Looks like depending on the location in the room and the hyper local conditions you are getting a standard deviation of somewhere between 0.6 to 3cm - that’s well within expectations. A couple of points here. I think that without a Kalman filter - I wouldn’t be too surprised by the fluctuations that you are seeing.
The data is coming off at a fairly high publish rate and there is no averaging - each position fix is based on a single frame of the camera. So if you have 100 observations in your data set (which only takes a few seconds) then you will get some observations that are “rare” events in that they are 1% / 3 sigma events.
No other data is being used to determine your location other than the fiducials - this is an absolute localization method. So at least in theory the error that you see stationary should be the same as when you go away and come back. You should be able to go away - and come back hours or days later and get the same / similar localization error. Obviously you will find your ground truth measurement will probably be off by a cm or two so the standard deviations will look bigger - but that’s ground truth error not localization error.

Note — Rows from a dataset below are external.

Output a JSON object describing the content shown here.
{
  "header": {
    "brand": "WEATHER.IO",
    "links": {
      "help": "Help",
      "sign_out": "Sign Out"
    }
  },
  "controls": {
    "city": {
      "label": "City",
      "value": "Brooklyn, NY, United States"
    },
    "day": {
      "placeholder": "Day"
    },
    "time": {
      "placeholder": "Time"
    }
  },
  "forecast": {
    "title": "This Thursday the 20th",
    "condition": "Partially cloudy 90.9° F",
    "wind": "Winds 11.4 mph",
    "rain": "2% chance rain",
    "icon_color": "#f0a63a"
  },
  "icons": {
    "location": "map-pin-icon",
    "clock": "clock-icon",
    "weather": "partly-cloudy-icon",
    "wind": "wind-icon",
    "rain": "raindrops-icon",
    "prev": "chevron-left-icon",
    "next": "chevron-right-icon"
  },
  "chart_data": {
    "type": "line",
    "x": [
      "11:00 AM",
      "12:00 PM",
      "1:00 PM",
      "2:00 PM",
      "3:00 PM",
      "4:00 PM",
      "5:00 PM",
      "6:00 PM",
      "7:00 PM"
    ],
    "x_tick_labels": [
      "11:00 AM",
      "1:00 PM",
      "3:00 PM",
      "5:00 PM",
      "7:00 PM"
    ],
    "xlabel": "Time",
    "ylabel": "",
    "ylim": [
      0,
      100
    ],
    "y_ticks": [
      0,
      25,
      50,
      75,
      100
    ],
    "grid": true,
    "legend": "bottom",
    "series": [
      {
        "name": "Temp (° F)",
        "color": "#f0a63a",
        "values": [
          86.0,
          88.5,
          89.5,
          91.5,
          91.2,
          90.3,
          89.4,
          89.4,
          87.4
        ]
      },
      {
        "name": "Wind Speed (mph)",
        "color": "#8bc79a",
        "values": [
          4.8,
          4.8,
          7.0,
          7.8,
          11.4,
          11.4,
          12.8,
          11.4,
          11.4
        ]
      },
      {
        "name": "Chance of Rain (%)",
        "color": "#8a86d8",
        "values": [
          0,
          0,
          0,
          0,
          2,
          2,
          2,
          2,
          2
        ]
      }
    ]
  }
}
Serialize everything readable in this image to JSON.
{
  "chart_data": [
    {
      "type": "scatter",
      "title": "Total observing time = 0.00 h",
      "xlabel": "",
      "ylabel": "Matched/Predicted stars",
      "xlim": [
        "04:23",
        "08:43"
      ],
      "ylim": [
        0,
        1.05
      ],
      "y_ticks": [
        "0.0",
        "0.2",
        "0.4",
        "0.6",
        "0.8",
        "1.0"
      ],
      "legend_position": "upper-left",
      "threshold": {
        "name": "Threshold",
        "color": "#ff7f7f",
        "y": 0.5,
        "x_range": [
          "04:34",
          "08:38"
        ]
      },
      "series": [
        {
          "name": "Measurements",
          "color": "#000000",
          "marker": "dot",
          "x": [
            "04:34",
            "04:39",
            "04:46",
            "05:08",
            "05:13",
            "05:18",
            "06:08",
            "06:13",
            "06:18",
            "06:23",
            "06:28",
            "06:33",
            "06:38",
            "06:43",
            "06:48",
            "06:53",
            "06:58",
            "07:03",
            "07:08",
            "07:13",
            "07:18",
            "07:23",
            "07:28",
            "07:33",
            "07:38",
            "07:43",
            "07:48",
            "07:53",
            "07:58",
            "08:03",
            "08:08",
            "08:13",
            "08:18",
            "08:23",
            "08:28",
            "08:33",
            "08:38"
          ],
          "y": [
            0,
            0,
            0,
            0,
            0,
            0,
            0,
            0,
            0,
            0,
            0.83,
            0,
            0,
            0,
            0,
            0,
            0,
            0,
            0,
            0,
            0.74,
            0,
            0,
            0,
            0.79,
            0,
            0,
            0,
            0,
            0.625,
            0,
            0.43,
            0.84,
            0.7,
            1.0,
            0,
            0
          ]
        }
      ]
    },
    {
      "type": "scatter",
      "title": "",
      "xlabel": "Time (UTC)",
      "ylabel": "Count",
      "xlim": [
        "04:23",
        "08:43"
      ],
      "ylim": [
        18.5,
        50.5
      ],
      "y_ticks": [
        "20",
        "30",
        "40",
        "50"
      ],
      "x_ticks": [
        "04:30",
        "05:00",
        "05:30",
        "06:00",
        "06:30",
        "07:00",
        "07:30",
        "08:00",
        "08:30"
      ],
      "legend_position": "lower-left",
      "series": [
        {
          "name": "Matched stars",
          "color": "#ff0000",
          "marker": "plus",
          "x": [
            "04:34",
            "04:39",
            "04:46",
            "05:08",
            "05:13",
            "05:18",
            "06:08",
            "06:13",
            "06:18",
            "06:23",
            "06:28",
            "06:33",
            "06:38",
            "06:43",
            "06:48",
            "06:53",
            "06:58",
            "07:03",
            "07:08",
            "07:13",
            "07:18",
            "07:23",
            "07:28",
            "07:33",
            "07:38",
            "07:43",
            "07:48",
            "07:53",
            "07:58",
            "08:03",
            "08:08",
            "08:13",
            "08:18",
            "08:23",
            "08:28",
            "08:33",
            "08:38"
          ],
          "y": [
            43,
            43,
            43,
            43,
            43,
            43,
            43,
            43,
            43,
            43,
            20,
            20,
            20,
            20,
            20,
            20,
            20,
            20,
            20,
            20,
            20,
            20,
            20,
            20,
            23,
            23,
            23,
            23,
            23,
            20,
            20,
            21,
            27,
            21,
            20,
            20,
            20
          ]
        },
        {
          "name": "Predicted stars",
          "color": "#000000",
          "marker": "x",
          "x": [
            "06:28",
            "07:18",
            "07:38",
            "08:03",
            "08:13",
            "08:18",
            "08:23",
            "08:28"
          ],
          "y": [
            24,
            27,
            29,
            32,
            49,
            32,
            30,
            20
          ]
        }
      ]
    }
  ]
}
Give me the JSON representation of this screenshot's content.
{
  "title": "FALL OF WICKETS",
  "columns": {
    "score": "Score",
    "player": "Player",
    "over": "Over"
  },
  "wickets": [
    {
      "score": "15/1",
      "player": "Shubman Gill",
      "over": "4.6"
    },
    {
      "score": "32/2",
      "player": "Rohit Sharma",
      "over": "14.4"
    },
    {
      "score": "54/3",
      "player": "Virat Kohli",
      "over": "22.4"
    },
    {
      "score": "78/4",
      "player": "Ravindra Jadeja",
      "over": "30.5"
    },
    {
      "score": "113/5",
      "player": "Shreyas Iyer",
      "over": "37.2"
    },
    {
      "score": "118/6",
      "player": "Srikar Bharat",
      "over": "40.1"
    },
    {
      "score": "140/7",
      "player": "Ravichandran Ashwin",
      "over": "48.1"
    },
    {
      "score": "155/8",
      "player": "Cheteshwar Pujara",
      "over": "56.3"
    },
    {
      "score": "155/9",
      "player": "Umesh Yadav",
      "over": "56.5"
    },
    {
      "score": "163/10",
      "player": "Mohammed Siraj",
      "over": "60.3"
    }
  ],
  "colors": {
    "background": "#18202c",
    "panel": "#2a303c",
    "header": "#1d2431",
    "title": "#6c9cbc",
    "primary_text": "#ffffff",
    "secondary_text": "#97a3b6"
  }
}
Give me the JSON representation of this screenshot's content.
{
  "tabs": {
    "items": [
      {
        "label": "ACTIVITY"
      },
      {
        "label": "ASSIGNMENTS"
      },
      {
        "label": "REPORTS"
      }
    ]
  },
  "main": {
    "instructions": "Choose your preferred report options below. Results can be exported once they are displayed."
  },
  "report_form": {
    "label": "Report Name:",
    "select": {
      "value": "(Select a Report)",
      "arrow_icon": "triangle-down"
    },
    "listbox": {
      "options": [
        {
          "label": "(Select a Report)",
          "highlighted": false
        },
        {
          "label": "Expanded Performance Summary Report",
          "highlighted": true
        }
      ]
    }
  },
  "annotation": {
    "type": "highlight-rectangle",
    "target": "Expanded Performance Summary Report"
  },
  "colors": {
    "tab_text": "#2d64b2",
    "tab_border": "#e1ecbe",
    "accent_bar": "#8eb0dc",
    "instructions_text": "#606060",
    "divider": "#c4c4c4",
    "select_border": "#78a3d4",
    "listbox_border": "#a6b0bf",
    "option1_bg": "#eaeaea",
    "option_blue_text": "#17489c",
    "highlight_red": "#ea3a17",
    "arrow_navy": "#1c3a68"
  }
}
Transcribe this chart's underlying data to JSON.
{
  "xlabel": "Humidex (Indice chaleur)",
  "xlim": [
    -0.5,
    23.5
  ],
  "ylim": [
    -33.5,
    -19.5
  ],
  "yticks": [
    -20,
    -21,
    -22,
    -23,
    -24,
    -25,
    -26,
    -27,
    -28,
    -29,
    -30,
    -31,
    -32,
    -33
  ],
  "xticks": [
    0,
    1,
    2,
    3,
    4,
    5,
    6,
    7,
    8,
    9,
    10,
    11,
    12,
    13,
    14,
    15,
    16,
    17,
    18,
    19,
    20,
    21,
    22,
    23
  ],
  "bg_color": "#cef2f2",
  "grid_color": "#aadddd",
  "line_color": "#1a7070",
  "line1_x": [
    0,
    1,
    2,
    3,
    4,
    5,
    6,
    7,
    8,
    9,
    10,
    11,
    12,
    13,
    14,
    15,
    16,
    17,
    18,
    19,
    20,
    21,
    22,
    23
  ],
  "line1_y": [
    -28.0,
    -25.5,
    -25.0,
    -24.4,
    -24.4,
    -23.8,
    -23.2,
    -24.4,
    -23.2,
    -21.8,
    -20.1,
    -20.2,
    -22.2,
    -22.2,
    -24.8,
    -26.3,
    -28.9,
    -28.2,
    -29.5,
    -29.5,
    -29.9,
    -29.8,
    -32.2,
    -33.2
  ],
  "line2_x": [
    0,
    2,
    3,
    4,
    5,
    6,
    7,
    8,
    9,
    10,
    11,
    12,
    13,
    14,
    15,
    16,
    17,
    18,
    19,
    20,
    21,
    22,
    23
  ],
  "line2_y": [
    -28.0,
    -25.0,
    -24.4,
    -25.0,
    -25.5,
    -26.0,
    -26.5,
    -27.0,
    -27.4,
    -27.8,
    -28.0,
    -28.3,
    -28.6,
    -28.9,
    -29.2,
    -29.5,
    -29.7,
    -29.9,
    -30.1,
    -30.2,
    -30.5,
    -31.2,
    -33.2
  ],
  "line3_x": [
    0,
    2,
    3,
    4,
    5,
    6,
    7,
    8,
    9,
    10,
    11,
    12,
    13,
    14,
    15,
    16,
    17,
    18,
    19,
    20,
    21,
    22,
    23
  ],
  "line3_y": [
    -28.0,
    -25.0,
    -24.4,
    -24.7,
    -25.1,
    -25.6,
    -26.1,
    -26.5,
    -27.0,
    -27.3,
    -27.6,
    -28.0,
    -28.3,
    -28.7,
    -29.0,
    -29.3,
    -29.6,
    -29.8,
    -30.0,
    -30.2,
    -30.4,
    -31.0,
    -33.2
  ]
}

If the fluctuations are a worry then implementing a Kalman filter will eliminate them. This will also tighten the standard deviation - as the kalman filter will essentially reject outlier events.
A quick and dirty method would be to just average the data from several successive frames - we opted to not do that as you can always pipe the data in to a kalman filter or average once you have the data, however if we only provide averaged information there is no way to recover un-averaged data from averaged data.
Most users expect the localization accuracy to be around 10cm without optimization and that is what we usually quote.
There is a lot of things that can be done to optimize location accuracy. A partial list would include.
- Adjusting fitting parameters on Aruco detect to trade off compute time with fitting accuracy
- Increasing the size of the fiducials
- Increasing the density of the fiducials
- Adjustments to lighting to improve contrast (in general the more light the better)
- Adjustments to the gain and shutter speed parameters on the camera to increase the contrast of the image
There is one user who is also trying to get higher accuracy for a docking application and is already working down this list in their environment and for their application. I will obviously feedback what comes back in to the stack if it is generally applicable.
- Finally the improvements that we’ve made in the stack are likely to allow a little more fluctuation with a little more robustness of the fiducial field. We think that’s the right trade off, but the old method is just a launch option away.